Un coup de pied dans l'échiquier politique péruvien

Pedro Castillo Perú

Le résultat est retentissant : le syndicaliste et enseignant rural marxiste Pedro Castillo a remporté les élections péruviennes. Et, après que les observateurs de l'Organisation des États américains (OEA) aient souligné la propreté des élections, il semble très difficile pour l'Office national des processus électoraux (ONPE) de modifier ce résultat. Il est vrai que le leader de Fuerza Popular, Keiko Fujimori, ne se résigne pas à la défaite et a contesté la validité de quelque 200 000 votes, mais il serait très suspect que l'ONPE annule tous ces votes contestés afin de renverser complètement l'élection et de combler ainsi le déficit de 90 000 votes de Fujimori par rapport à sa rivale. 

Cependant, ce qui a réellement déclenché toutes les alarmes au sein de la classe politique péruvienne, c'est que l'émergence d'un gauchiste radical à la tête du pays comme Castillo bouleverserait le cadre politique actuel. Une chose que le candidat du Pérou Libre, une marque derrière laquelle se regroupent les néo-communistes qui soutiennent une révolution similaire à celle des chavistes, n'a pas pris la peine de démentir. 

Cette hypothétique transformation du système politique péruvien se heurte déjà à l'opposition de nombreux membres d'un parlement qui devra céder ses sièges à ceux qui ont remporté les élections législatives du 11 avril. La nouvelle Chambre, qui devrait être constituée le 28 juillet, aurait le Pérou Libre comme premier parti, avec 37 sièges sur un total de 130, suivi de Fuerza Popular, avec 24 sièges. Les 79 sièges restants sont répartis entre huit autres partis, allant de la gauche modérée à l'extrême droite, ce qui obligerait le président à conclure un pacte pour faire passer toute réforme. 

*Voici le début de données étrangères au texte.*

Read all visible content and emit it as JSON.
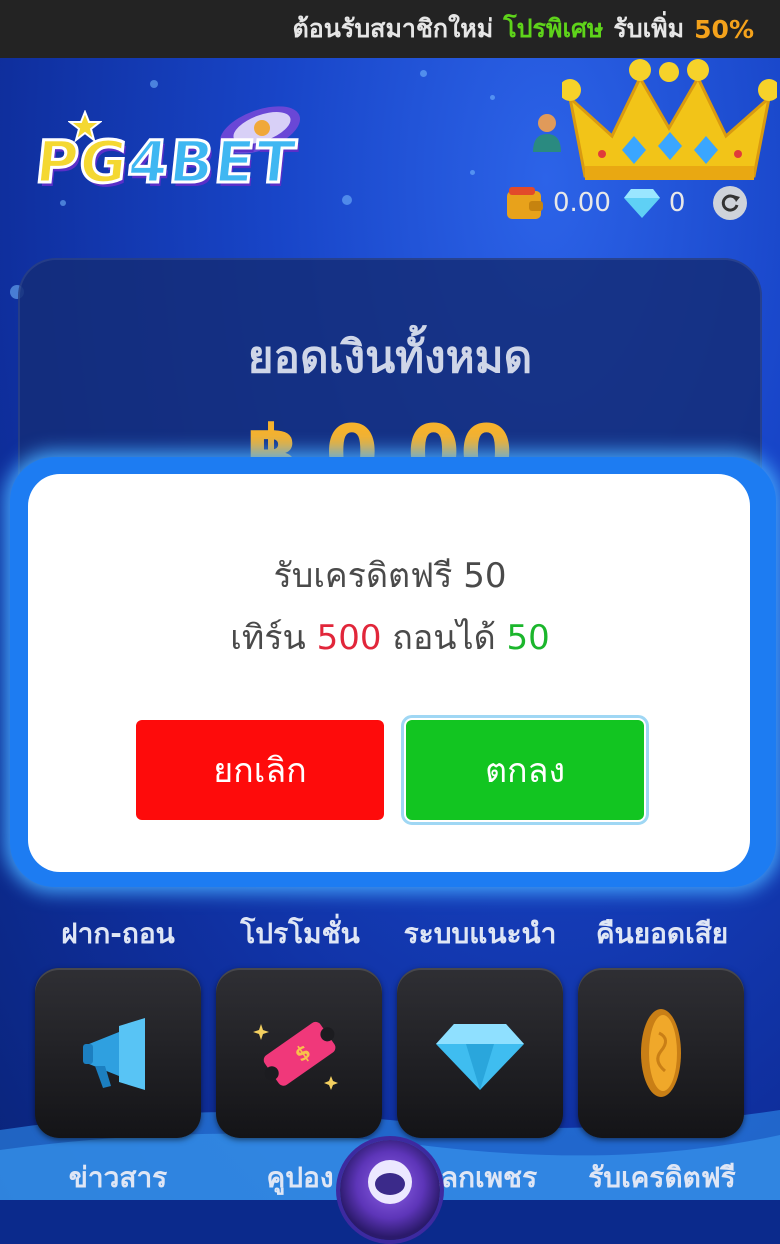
{
  "marquee": {
    "text_prefix": "ต้อนรับสมาชิกใหม่",
    "text_highlight": "โปรพิเศษ",
    "text_mid": "รับเพิ่ม",
    "text_percent": "50%"
  },
  "logo": {
    "part1": "PG",
    "part2": "4BET"
  },
  "header": {
    "wallet_balance": "0.00",
    "diamond_count": "0",
    "icons": [
      "user-icon",
      "crown-icon",
      "wallet-icon",
      "diamond-icon",
      "refresh-icon"
    ]
  },
  "balance_card": {
    "title": "ยอดเงินทั้งหมด",
    "amount": "฿ 0.00"
  },
  "modal": {
    "line1": "รับเครดิตฟรี 50",
    "line2_prefix": "เทิร์น",
    "turnover": "500",
    "line2_mid": "ถอนได้",
    "withdraw": "50",
    "cancel_label": "ยกเลิก",
    "ok_label": "ตกลง"
  },
  "menu_row1": [
    {
      "label": "ฝาก-ถอน"
    },
    {
      "label": "โปรโมชั่น"
    },
    {
      "label": "ระบบแนะนำ"
    },
    {
      "label": "คืนยอดเสีย"
    }
  ],
  "menu_row2": [
    {
      "label": "ข่าวสาร",
      "icon": "megaphone-icon"
    },
    {
      "label": "คูปอง",
      "icon": "coupon-icon"
    },
    {
      "label": "แลกเพชร",
      "icon": "diamond-icon"
    },
    {
      "label": "รับเครดิตฟรี",
      "icon": "coin-icon"
    }
  ],
  "colors": {
    "cancel": "#fe0b0b",
    "ok": "#12c521",
    "accent_gold": "#f6b22d",
    "highlight_green": "#5ed31a"
  }
}
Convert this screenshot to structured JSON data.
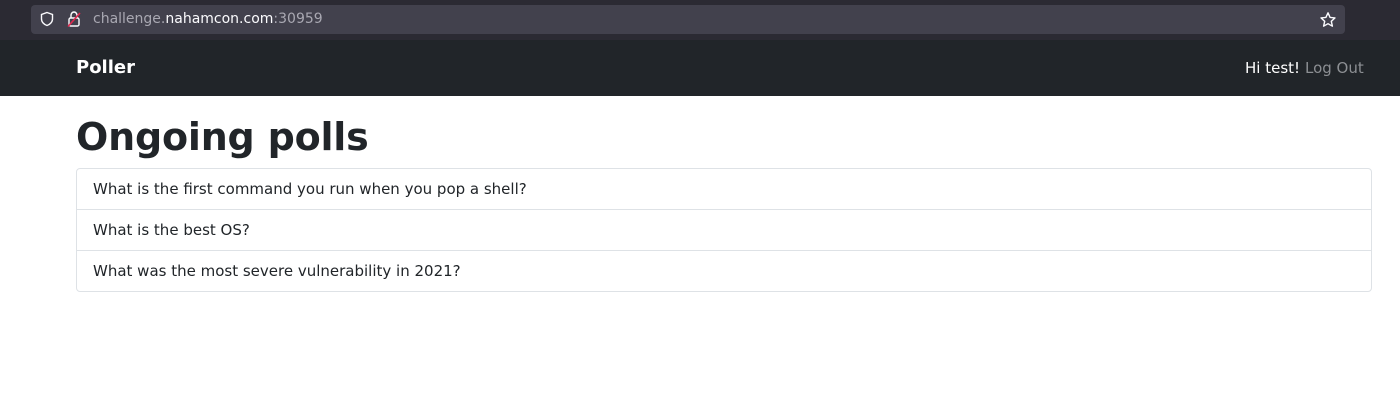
{
  "browser": {
    "url_prefix": "challenge.",
    "url_domain": "nahamcon.com",
    "url_suffix": ":30959",
    "icons": [
      "shield-icon",
      "lock-icon",
      "star-icon"
    ]
  },
  "navbar": {
    "brand": "Poller",
    "greeting": "Hi test!",
    "logout_label": "Log Out"
  },
  "main": {
    "title": "Ongoing polls",
    "polls": [
      "What is the first command you run when you pop a shell?",
      "What is the best OS?",
      "What was the most severe vulnerability in 2021?"
    ]
  },
  "colors": {
    "navbar_bg": "#212529",
    "browser_bg": "#2b2a33",
    "border": "#dee2e6",
    "text": "#212529",
    "muted_link": "#8c8f93"
  }
}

Beaucoup de ces législateurs craignent que Castillo ne modifie le cadre constitutionnel pour rendre sa révolution possible. Face à cette éventualité, une manœuvre a déjà été mise en place pour botter en touche la planche institutionnelle avant que Castillo ne le fasse. 

La manœuvre a été révélée lorsqu'on a appris que l'actuel président provisoire, Francisco Sagasti, a été menacé de destitution par plusieurs députés s'il n'acceptait pas de sanctionner une réforme expresse de la Constitution. Tout cela avant le 28 juillet, date à laquelle il doit également remettre l'écharpe présidentielle à son successeur. 

Réduire les pouvoirs et couper les ailes du président

La prétendue réforme constitutionnelle consisterait à approuver jusqu'à douze amendements, tous visant à réduire considérablement les pouvoirs du président du pays au profit du pouvoir législatif. Et cette dernière, en plus d'une Chambre des députés renforcée, serait complétée par un Sénat. 

Le président Sagasti a publiquement mis en doute cette précipitation à procéder à une réforme aussi profonde de la loi fondamentale du pays et a même invoqué, pour en empêcher la réalisation, la prétendue violation de l'article 206 de la Constitution, qui exige un large débat sur les réformes envisagées, ainsi qu'une large acceptation de leur contenu. Selon Sagasti, prétendre débattre et approuver 12 amendements en une seule semaine, et par des députés qui exercent déjà leur pouvoir dans ce qui, en termes sportifs, est le procès-verbal des poubelles, est une manière de donner un coup de pied au conseil institutionnel. 

Les députés frondeurs ne sont pas résignés et ont menacé Sagasti de le démettre de ses fonctions. Il serait le troisième président, après Martin Vizcarra et son propre remplaçant, Manuel Merino, en seulement six mois, un record d'instabilité. 

Ces manœuvres trahissent la grande bataille - espérons-le uniquement politique - qui se profile au Pérou, un scénario que ces élections n'ont pas résolu, mais la polarisation du pays tend à devenir encore plus aiguë et dangereuse, à un moment où les grands problèmes dont souffre la société péruvienne - le plus grand nombre de décès par COVID-19 de la planète en termes relatifs, la multiplication des taux de chômage et l'avancée imparable des files d'attente de la faim - exigeraient l'unité, un objectif qui, au vu de ces faits, semble impossible.